Wo könnte die Tour de France besser aufgehoben sein als im Rheinland, sollte man denken. Die klassische Frohnatur ist nämlich im wahrsten Sinne des Wortes sturmerprobt, also gewohnt, auch bei Wind und Wetter bestens gelaunt stundenlang an der Straße zu stehen.
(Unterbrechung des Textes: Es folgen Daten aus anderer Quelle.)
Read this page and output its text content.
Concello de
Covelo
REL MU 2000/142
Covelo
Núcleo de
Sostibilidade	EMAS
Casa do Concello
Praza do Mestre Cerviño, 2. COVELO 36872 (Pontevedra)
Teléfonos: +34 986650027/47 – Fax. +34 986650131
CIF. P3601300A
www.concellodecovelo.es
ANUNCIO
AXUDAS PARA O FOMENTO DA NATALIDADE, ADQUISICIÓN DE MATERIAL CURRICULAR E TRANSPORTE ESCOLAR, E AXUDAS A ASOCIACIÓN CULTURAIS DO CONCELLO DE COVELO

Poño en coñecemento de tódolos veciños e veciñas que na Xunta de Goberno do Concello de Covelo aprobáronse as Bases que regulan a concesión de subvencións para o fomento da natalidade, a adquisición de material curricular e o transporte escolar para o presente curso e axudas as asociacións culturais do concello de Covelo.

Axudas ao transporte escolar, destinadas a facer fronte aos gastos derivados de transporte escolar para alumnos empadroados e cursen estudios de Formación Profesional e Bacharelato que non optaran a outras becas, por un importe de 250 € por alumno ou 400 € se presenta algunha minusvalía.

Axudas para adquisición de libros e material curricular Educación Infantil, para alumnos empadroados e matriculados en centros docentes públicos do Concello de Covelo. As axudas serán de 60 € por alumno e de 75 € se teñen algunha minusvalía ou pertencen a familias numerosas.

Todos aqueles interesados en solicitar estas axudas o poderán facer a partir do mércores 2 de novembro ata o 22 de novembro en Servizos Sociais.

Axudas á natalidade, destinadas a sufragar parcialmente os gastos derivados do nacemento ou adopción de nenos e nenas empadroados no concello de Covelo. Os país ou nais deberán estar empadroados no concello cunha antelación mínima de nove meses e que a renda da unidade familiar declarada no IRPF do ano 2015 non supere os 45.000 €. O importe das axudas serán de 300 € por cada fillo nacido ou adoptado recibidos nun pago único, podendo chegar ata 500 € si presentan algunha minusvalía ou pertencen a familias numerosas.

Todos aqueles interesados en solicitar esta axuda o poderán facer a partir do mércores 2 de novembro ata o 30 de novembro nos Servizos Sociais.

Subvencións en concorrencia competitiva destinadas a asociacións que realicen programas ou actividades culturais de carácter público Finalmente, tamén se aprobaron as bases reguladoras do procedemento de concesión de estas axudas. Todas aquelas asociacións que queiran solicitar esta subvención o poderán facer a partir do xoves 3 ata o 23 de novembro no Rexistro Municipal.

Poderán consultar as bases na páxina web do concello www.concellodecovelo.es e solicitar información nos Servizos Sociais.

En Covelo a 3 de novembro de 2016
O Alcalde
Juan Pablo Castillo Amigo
Und genau so war es gestern in Aachen. Unglaublich viele fröhliche Menschen säumten die Straßen der Kaiserstadt. Wer einen guten Platz ergattern wollte, mußte spätestens gegen 13:30 Uhr vor Ort sein; am Markt war zu dieser Zeit schon kaum noch ein Durchkommen. Und dann hieß es warten. Kurz nach 14 Uhr kam die Werbekollone, die unglaubliche Stimmung, zumeist auf Französisch verbreitete und wie beim Rosenmontagszug die gesittete Meute mit kleinen Geschenken zu bewarf. Bald hatten viele bunte Hütchen auf und schlemmten genüßlich. Den Höhepunkt bildete der Vittel-Troß, der alle – zu diesem Zeitpunkt regnete es noch nicht – mit frischem Mineralwasser besprühte, eine Weihe der etwas anderen Art. Danach mußte wieder gewartet werden, bis die Radfahrer kamen. Über eine Stunde lang! Jedes Polizeimotorrad und jedes Fahrzeug, das zwischendurch sporadisch mit einem Affenzahn durchfuhr, wurde jedoch bejubelt und zu kurzzeitigen Stars wurden die, die sich den Spaß erlaubten, ein paar Meter mit dem Hollandrad über die Strecke zu paradieren bis sie irgendwann freundlich an der Weiterfahrt gehindert wurden. Die Sportler sah man je nach Standort kaum, aber der Sekunden vorher aufbrandende Jubel kündigte sie unverkennbar an. Der eigentliche Sportakt glich damit einem Spuk, der kaum angefangen bereits vorbei war. Nachdem dann noch eine Unzahl von Materialwagen durchgezogen war, lösten sich die Massen vollkommen friedlich und erstaunlich schnell auf, was sicherlich auch daran lag, daß inzwischen strammer Regen eingesetzt hatte.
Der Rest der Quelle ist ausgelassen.